Nearly 80 percent of businesses have Macs in-house, nearly double the number that said they had users running Mac OS X two years ago, a research firm said Thursday.
"Then we were talking about onesies and twosies," said Laura DiDio, a Yankee Group research fellow who conducted a survey of over 700 senior IT administrators and C-level executives. "Now the number of actual users is very significant. A number of the businesses said that they had 50 or 100 or even several thousand Macs deployed."
In early 2006, when DiDio last polled corporate IT professionals on Mac deployment, 47 percent said that they had Apple hardware in their environments.
DiDio was impressed with the growth of Macs in business considering that Apple Inc. itself has put little to no official effort into that part of the market. "This isn't a tidal wave, but it's certainly a sustained trend," she said. "Apple has a beachhead in business. Where it once had just 1-2 percent market share in corporate, now they're up to 8-10 percent," DiDio added.
Twenty-one percent of the firms surveyed reported they had deployed more than 50 Macs. "This isn't mickey mouse, it's not just onesies and twosies anymore," DiDio said. "Apple's graduated into the big league."
Among the reasons businesses cited to explain why they've taken to Macs, the most surprising was the ability to virtualize other operating systems, primarily Microsoft's Windows, on Mac hardware. "That's clearly spurring some businesses," DiDio said. "A number of the respondents said, 'Oh, guess what, we're using the Mac to load Vista or XP on there and using Mac hardware."

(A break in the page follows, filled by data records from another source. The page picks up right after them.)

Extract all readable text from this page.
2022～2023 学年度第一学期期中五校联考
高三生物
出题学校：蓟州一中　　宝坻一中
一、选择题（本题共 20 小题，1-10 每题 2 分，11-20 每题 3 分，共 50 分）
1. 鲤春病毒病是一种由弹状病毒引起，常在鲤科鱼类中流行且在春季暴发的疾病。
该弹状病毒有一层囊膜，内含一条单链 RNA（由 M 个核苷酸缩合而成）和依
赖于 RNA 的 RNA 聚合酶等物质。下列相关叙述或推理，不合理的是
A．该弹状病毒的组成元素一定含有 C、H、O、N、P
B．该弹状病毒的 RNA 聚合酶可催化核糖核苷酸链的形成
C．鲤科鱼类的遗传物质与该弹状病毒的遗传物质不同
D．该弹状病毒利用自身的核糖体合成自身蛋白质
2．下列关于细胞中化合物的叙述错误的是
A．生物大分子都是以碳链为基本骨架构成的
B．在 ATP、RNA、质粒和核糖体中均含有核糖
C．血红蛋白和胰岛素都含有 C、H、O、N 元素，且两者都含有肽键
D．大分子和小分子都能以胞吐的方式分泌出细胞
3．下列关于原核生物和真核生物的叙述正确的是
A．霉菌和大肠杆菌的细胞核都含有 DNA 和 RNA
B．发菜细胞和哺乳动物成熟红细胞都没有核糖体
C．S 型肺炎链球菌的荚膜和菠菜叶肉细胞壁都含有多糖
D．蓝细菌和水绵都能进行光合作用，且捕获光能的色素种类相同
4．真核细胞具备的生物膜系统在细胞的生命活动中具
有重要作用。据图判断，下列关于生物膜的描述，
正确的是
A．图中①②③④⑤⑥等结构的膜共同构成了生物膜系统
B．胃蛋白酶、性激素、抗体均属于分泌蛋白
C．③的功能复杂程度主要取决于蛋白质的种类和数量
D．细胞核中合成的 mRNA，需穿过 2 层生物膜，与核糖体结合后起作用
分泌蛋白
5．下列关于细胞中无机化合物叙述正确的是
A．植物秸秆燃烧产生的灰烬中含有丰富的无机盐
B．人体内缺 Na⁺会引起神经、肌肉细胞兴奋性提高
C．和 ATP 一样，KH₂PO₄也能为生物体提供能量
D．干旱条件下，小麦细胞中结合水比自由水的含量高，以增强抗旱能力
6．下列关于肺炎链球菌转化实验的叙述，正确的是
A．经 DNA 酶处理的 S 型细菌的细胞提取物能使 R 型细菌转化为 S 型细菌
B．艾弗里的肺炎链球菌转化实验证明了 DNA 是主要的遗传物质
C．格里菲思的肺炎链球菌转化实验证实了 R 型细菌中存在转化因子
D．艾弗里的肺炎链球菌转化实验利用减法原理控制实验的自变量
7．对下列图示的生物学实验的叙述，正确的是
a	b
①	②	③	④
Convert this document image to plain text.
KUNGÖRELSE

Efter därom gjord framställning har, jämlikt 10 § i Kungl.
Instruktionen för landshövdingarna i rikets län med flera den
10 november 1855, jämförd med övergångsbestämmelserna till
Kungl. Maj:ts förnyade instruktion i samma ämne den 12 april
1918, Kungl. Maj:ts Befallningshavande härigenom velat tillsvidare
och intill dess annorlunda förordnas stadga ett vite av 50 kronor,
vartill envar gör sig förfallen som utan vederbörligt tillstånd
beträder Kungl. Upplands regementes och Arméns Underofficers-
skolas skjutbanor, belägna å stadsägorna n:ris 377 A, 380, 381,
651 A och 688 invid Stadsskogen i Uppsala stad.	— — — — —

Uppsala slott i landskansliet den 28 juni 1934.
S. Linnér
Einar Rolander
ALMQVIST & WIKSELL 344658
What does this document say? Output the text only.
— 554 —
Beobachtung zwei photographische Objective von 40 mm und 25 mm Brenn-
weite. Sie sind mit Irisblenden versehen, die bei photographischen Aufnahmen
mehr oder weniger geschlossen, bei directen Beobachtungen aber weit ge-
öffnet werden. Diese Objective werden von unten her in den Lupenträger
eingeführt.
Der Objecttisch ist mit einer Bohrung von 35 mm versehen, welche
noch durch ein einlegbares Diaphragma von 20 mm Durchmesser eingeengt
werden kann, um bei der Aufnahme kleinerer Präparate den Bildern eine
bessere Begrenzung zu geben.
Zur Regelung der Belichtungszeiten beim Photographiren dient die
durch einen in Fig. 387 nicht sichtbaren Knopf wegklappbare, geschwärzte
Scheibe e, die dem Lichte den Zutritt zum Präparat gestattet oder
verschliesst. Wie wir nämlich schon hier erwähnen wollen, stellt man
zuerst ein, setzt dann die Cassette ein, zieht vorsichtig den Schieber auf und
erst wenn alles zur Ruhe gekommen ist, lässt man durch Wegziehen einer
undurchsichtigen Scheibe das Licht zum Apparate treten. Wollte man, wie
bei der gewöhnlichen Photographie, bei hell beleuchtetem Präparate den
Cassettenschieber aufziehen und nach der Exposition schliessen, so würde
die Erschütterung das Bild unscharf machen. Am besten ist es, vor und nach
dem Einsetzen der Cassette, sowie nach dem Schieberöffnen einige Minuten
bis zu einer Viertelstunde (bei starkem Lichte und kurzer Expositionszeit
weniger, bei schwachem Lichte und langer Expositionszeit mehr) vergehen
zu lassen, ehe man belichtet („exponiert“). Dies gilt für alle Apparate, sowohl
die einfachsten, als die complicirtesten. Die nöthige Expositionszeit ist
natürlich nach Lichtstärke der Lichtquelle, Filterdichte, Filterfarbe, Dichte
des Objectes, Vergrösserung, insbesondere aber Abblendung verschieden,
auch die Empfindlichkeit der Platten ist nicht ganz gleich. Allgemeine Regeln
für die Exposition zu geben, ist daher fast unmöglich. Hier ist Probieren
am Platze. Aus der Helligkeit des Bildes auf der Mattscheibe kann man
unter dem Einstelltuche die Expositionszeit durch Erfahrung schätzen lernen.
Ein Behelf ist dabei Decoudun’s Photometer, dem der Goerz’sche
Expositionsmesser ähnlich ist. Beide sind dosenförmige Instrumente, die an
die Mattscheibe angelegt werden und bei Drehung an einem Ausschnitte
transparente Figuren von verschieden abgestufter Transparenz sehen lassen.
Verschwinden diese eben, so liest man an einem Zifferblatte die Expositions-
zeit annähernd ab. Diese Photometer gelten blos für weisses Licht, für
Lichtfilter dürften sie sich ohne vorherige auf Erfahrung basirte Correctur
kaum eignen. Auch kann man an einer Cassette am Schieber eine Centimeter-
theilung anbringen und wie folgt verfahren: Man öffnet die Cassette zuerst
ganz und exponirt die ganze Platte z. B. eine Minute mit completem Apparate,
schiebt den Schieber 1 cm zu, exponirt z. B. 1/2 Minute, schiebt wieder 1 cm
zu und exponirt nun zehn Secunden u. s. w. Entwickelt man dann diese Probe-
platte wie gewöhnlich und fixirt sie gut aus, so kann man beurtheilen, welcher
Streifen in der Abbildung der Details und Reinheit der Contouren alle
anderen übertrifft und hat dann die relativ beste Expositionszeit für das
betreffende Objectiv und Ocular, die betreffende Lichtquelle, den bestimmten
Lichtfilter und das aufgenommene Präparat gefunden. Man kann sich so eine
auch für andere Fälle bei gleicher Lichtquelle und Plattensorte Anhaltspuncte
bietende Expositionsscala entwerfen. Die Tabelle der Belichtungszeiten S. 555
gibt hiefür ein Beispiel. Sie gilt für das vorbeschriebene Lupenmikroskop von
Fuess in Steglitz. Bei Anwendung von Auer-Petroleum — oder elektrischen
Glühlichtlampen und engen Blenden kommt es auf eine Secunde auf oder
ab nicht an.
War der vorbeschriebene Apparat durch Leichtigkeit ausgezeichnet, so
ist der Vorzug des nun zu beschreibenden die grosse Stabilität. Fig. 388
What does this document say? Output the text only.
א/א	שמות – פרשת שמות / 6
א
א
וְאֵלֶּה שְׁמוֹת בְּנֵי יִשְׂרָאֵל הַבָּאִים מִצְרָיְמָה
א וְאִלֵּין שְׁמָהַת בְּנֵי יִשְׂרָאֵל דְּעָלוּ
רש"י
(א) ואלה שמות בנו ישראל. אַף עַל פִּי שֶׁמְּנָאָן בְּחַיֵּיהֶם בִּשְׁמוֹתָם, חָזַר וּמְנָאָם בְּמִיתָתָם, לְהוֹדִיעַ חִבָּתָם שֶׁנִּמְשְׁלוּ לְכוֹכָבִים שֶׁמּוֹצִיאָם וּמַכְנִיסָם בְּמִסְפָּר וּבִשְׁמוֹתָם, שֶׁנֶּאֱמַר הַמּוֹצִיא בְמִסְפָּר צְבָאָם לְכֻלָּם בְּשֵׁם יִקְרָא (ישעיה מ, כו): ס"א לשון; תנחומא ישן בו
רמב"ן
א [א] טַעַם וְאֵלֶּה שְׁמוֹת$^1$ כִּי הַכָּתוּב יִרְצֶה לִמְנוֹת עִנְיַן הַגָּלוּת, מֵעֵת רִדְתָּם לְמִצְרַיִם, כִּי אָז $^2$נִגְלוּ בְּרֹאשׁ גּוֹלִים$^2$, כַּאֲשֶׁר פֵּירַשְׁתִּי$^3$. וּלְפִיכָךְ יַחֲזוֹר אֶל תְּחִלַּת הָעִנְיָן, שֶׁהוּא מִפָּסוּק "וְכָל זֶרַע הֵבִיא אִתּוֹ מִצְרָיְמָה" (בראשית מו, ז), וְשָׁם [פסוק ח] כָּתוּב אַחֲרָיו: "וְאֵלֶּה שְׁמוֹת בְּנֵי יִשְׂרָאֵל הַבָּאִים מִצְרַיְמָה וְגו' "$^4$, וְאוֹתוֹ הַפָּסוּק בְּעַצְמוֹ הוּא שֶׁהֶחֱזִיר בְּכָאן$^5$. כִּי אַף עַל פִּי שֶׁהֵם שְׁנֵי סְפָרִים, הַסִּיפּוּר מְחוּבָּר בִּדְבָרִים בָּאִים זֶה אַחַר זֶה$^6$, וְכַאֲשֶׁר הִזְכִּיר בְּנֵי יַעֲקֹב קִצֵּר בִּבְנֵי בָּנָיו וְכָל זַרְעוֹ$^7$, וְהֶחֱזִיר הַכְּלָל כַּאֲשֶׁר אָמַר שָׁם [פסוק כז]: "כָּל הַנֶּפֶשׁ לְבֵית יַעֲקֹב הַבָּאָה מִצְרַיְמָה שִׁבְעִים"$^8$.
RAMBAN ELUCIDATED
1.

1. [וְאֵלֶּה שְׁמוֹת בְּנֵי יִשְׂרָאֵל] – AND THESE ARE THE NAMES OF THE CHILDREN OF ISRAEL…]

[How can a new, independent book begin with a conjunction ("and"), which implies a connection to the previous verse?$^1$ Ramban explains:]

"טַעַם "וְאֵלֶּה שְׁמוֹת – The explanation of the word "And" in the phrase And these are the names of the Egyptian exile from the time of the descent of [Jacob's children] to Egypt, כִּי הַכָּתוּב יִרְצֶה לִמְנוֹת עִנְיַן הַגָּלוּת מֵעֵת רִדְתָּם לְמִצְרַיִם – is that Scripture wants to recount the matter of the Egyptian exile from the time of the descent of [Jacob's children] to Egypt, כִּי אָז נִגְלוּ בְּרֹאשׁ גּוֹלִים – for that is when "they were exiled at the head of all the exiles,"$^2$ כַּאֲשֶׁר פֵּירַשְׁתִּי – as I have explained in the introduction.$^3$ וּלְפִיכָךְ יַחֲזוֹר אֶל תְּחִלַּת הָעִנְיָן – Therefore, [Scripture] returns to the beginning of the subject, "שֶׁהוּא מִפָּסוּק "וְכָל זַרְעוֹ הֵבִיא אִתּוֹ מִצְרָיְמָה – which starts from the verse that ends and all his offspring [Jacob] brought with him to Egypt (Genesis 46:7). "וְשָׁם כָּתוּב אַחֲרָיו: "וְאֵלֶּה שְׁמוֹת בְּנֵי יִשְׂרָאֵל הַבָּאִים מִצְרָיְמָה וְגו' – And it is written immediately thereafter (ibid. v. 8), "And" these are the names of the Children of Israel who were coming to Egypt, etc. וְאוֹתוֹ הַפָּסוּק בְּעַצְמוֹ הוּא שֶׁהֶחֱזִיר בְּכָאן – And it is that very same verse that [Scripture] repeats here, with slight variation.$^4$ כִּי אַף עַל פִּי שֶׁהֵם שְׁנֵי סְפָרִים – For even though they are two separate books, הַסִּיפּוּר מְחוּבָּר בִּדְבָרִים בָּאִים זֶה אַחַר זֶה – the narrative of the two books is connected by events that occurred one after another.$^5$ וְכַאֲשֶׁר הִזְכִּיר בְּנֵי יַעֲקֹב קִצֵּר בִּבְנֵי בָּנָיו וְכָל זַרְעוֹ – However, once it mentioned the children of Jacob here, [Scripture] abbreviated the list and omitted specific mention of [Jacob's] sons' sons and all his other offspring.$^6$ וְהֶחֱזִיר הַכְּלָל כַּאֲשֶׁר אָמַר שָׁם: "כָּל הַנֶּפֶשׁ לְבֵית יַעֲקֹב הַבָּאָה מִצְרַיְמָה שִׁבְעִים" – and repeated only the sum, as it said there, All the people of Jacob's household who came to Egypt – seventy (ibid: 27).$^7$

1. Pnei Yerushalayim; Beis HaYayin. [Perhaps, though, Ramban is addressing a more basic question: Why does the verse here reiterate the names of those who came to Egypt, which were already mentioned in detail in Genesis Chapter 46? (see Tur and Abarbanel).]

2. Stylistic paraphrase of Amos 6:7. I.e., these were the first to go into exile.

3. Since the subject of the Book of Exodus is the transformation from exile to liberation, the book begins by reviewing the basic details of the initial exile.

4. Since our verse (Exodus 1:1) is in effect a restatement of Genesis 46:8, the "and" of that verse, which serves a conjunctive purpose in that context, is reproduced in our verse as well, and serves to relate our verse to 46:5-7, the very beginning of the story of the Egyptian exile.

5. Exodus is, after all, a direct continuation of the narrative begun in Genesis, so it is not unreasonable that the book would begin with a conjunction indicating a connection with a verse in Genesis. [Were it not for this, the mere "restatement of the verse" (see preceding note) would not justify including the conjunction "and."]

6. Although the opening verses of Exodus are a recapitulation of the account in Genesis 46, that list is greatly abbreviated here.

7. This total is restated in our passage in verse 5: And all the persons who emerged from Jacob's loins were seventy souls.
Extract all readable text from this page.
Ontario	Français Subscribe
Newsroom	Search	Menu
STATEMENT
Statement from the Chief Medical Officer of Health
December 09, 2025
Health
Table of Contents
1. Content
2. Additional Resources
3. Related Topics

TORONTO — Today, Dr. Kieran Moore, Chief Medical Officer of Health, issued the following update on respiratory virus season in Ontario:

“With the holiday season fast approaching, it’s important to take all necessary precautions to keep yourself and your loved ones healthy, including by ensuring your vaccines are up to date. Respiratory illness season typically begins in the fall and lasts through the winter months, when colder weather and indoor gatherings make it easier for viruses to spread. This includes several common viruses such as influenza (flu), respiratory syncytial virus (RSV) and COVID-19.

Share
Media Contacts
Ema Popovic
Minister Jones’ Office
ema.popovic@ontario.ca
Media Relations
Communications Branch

More than a quarter of the firms surveyed -- 28 percent -- said that they are running Windows in a virtual machine on the Macs they have. Slightly fewer, 22 percent, confirmed that their Macs are set up to boot either Windows or Mac OS X using the latter's built-in dual-boot utility, Boot Camp.
DiDio called out virtualization software from Seattle-based Parallels and Palo Alto, Calif.-based VMware Inc. as the tools enterprises are using to run non-Apple operating systems on Mac hardware. IT professionals noted that the reliability of Apple's hardware was a factor in shifting to Macs. Almost eight out of 10 of the people surveyed rated Mac hardware reliability as either "excellent" or "very good."
"There's no doubt that user confidence in the reliability of both the Macintosh hardware and software products is having a tangible impact on corporate purchasing and deployment trends," DiDio wrote in a draft of a report based on the survey that she will soon release.